Co.Design, Fast Company's design site, featured Rockwell Unscripted and HiLo this week in two separate pieces, which discussed the cultural shifts that drove both introductions. Knoll introduced Rockwell Unscripted and HiLo at NeoCon 2016, the annual industry trade show that takes place in Chicago.
The Co.Design piece "Today's Workplace Is a Stage, Not an Office," published on June 13, 2016, introduces Rockwell Unscripted, designed by Rockwell Group, and includes interviews with Rockwell Group Founder and President David Rockwell, Knoll CEO Andrew Cogan, and Knoll Director of Design Benjamin Pardo. The piece describes Rockwell Group's collaboration with Knoll from inspiration, design brief, and design development, introducing the central "office as stage set" analogy.
Co.Design includes an overview of shifting workplace culture. "Younger people consider their office the entire office, particularly on the West coast," says Benjamin Pardo in the piece. "One of the things that always belonged to an employee was 'my chair.' It was 'their chair,' and they adjusted it to make it their own. If you talk to someone who's 20 years younger, they don't have obsession over that. The possession of an object has gone away, and it's about the ownership of the overall space."
To that end, the piece says, Knoll and Rockwell Group designed Rockwell Unscripted for people to take ownership over the use of their environments, in support of a welcoming, morphable space that can meet a variety of organizational needs and individual workstyles.
"If more and more people can do work at home, the question is, why do they go to work?" asked David Rockwell in the piece. "One of the reasons you go to an office is you can work together, or you can work individually, and we're trying to accommodate that."
Andrew Cogan, CEO, Knoll, described Rockwell Unscripted as rounding out the Knoll portfolio, with an eye to supporting change and volatility. "The changing mixture of how much space companies allocate individual and private areas versus group and collaborative areas has changed and shifted dramatically," he told Co.Design. "It seemed to us that we had an opportunity under our brand to pivot into a more diverse and balanced portfolio."

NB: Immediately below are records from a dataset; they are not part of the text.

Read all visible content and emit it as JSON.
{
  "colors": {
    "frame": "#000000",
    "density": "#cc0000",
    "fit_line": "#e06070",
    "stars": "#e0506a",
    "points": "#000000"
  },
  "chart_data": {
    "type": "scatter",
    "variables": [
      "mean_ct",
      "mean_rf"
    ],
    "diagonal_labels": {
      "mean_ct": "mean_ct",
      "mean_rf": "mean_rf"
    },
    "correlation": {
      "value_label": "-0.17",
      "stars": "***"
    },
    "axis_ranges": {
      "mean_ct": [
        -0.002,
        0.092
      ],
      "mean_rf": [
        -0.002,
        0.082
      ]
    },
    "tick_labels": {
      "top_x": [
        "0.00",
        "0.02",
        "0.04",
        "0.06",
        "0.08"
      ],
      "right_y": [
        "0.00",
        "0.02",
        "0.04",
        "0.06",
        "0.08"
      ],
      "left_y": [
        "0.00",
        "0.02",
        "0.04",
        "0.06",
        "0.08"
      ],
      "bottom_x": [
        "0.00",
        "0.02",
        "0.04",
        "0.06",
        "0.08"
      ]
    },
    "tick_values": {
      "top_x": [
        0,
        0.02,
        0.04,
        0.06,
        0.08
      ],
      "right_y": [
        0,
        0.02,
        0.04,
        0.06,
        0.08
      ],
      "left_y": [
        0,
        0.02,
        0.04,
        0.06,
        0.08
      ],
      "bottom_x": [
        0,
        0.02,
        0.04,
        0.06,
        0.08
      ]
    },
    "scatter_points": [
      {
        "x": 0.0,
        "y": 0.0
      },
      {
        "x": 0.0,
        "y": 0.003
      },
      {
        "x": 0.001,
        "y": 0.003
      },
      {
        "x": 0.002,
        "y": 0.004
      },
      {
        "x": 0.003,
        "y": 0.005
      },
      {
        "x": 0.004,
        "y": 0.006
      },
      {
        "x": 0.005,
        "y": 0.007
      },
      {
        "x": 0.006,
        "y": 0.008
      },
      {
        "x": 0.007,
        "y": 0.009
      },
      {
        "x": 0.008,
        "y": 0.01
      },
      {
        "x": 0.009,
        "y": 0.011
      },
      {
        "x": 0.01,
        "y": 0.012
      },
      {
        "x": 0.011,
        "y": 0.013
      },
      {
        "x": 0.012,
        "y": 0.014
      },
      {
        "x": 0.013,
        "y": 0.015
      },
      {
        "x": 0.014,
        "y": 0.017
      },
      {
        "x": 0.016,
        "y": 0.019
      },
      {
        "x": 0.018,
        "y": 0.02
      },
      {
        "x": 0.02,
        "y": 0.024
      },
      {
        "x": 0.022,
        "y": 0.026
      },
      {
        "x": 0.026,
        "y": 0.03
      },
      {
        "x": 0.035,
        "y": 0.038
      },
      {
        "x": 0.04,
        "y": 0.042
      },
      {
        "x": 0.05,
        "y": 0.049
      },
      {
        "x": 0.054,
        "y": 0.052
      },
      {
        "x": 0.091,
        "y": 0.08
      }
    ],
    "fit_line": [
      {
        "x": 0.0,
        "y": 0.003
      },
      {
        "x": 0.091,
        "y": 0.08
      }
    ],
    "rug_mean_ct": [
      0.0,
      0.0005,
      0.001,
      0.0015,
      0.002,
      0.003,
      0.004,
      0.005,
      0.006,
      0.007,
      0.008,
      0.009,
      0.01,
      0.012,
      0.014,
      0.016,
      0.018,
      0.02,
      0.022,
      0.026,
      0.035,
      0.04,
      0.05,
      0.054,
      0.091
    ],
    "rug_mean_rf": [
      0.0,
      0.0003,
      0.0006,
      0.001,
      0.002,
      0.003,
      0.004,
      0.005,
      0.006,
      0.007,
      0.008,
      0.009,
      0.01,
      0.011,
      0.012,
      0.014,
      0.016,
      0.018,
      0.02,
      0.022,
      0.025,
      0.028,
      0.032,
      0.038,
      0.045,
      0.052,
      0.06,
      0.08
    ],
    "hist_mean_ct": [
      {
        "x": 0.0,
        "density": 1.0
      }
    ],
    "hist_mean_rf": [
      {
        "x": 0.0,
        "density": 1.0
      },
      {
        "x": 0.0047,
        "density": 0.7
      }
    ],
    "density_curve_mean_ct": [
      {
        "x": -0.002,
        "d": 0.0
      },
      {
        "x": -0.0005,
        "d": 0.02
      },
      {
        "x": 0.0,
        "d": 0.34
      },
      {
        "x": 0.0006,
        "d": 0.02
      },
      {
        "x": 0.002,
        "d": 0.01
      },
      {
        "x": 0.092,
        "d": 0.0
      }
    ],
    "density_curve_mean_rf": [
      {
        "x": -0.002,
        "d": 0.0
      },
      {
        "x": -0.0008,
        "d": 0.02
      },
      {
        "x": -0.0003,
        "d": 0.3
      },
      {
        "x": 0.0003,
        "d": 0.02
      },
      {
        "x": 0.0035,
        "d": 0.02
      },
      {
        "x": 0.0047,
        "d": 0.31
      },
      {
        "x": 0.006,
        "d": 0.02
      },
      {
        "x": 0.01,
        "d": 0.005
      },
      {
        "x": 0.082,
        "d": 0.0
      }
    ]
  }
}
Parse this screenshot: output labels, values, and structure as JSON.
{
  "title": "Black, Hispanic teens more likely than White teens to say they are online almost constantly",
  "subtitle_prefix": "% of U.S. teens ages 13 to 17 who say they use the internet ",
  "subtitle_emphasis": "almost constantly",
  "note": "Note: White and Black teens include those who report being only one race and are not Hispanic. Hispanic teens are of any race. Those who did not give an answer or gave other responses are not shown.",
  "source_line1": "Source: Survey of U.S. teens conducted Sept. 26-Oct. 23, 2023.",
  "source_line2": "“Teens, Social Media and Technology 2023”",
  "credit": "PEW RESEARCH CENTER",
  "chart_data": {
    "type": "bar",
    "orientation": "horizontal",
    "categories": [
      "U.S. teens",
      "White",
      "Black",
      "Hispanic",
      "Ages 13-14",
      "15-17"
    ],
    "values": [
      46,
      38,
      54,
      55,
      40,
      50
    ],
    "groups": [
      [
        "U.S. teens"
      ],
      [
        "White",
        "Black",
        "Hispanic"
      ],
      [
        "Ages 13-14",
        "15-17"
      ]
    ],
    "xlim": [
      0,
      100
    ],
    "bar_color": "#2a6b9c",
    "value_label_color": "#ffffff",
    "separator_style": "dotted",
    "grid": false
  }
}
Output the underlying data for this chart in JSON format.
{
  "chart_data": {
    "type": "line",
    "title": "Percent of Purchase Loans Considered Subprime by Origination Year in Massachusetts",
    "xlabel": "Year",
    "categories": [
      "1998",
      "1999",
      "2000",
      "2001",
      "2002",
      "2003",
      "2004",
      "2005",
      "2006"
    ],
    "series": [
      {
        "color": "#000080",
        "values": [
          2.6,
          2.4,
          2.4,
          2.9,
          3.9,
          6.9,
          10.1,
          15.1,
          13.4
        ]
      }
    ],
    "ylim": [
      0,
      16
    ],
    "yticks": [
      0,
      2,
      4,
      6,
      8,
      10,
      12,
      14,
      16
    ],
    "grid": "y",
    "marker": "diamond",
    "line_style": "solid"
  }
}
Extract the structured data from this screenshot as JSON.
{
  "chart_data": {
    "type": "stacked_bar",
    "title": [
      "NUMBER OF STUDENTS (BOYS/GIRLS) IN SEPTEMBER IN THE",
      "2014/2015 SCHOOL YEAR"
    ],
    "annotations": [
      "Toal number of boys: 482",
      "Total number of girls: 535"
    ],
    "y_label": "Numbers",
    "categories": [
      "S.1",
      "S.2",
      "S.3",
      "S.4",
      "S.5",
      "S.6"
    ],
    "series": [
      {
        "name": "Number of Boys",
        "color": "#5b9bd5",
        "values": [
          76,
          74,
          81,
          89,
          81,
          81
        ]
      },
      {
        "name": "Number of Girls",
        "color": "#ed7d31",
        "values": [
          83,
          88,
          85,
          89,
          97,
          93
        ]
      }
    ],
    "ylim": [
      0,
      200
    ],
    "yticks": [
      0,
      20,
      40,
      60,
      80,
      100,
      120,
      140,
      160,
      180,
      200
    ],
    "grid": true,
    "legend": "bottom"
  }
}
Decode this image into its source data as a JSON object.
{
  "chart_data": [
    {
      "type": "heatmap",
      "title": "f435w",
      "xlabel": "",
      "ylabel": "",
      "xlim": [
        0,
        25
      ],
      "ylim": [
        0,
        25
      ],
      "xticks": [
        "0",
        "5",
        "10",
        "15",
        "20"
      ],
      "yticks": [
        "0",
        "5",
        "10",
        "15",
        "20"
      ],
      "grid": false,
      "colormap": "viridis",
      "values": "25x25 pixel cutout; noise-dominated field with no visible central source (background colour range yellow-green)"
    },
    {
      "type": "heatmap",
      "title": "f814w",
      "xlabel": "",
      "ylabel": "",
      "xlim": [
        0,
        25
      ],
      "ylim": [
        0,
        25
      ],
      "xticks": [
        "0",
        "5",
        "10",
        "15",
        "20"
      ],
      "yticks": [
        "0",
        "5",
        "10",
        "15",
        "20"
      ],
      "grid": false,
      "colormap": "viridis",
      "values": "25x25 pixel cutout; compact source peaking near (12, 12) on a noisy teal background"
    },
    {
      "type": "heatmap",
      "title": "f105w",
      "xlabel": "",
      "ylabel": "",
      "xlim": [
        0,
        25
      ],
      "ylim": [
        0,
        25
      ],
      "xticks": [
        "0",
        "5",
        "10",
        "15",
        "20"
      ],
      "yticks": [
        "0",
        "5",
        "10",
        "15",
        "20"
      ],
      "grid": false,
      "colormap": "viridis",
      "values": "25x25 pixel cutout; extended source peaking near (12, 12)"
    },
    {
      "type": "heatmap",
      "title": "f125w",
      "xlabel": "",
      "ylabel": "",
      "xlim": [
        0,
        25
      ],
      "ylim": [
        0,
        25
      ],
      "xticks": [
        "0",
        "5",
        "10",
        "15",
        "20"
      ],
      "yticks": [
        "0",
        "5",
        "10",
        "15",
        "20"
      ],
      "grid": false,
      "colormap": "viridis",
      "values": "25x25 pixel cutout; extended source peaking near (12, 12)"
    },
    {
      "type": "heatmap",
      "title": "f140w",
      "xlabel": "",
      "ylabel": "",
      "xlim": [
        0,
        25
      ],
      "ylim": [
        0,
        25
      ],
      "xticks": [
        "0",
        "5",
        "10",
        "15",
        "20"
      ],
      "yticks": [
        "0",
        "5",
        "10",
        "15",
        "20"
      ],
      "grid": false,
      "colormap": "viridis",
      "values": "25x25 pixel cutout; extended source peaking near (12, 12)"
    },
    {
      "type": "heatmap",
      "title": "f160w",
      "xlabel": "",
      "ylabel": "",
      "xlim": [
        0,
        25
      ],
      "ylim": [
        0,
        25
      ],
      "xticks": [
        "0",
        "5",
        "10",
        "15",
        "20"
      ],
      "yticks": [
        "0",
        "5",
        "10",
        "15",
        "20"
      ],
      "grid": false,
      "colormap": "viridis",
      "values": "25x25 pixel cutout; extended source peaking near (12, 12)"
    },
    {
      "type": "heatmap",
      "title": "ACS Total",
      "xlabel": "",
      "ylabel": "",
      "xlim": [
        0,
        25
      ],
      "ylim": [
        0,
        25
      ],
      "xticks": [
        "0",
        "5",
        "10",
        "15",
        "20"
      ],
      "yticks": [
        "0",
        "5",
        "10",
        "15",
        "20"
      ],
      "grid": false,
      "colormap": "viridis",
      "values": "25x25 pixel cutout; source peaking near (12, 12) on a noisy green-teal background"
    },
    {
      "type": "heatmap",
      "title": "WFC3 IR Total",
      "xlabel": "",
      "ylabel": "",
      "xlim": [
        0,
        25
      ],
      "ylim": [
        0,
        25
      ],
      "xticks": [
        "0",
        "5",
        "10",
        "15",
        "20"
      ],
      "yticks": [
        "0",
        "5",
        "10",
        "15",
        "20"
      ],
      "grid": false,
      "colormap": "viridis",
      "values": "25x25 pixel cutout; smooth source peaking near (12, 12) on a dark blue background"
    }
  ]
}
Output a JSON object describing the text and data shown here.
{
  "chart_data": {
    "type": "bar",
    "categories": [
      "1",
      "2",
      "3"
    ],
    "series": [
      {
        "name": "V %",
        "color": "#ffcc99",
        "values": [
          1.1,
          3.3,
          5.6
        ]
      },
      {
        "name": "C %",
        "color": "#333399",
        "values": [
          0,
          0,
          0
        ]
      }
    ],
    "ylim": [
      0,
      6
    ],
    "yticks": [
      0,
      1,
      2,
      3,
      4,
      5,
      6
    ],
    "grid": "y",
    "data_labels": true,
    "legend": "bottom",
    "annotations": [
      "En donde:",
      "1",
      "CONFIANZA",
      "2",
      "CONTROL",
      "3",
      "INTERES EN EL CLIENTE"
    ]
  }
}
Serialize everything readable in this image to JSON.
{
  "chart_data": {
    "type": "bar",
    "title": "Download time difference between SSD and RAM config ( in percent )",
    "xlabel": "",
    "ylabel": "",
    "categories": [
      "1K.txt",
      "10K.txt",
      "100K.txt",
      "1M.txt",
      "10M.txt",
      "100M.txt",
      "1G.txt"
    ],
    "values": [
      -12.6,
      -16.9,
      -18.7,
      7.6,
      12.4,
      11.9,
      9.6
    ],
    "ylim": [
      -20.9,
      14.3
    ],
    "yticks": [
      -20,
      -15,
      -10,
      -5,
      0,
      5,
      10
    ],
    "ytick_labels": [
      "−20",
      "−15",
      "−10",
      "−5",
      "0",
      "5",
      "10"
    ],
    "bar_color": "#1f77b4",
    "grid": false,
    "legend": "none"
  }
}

"The world and the workplace continues to change at a rapid pace and what we try and do is stay in touch with how these needs are evolving," Cogan added.
A day later, Co.Design wrote about HiLo, the new dynamic perch designed by Box Clever, in "The New Office Chair: Portable, Lightweight, and Shaped Like a Pogo Stick." The headline comes from a quote by Andrew Cogan.
"It's like if you smashed a razor scooter and a pogo stick together," Cogan told Co.Design. "It's comfortable, it's light, it's mobile, it can be a guest chair, it can support you standing or sitting. It's relevant to individuals in their homes as well as workers in their offices."
The article places HiLo alongside Rockwell Unscripted in its point of view that today's workplace is increasingly dynamic, itinerant, and, like a good host, puts choice in the hands of the worker. "Increasingly, people don't sit—or stand—in the same place throughout the day; rather, they move about an office depending on the task at hand and need products," Co.Design writes. "For contract furniture makers, it's no longer just about offering task and lounge seating."
Describing the thinking behind HiLo, Cogan, quoted in the piece, said: "We asked, what do you use when you're standing up? It was clear that you ended up with this chair gridlock when you were at tables. There's got to be some device between a chair and a stool that would work in this environment."
The article also describes Box Clever's approach to HiLo's form. "Rather than trying to complicate things, how do we simplify?" Bret Recor, co-founder of Box Clever, said in the piece. Co.Design describes HiLo's form and silhouette as "restrained, giving...HiLo the flexibility to be used in different environments, like homes or hotels."
And for those who may be loathe to cast aside their comfortable desk chairs, "Recor points out that you're typically more attentive in meetings when you're standing versus slumped in a chair."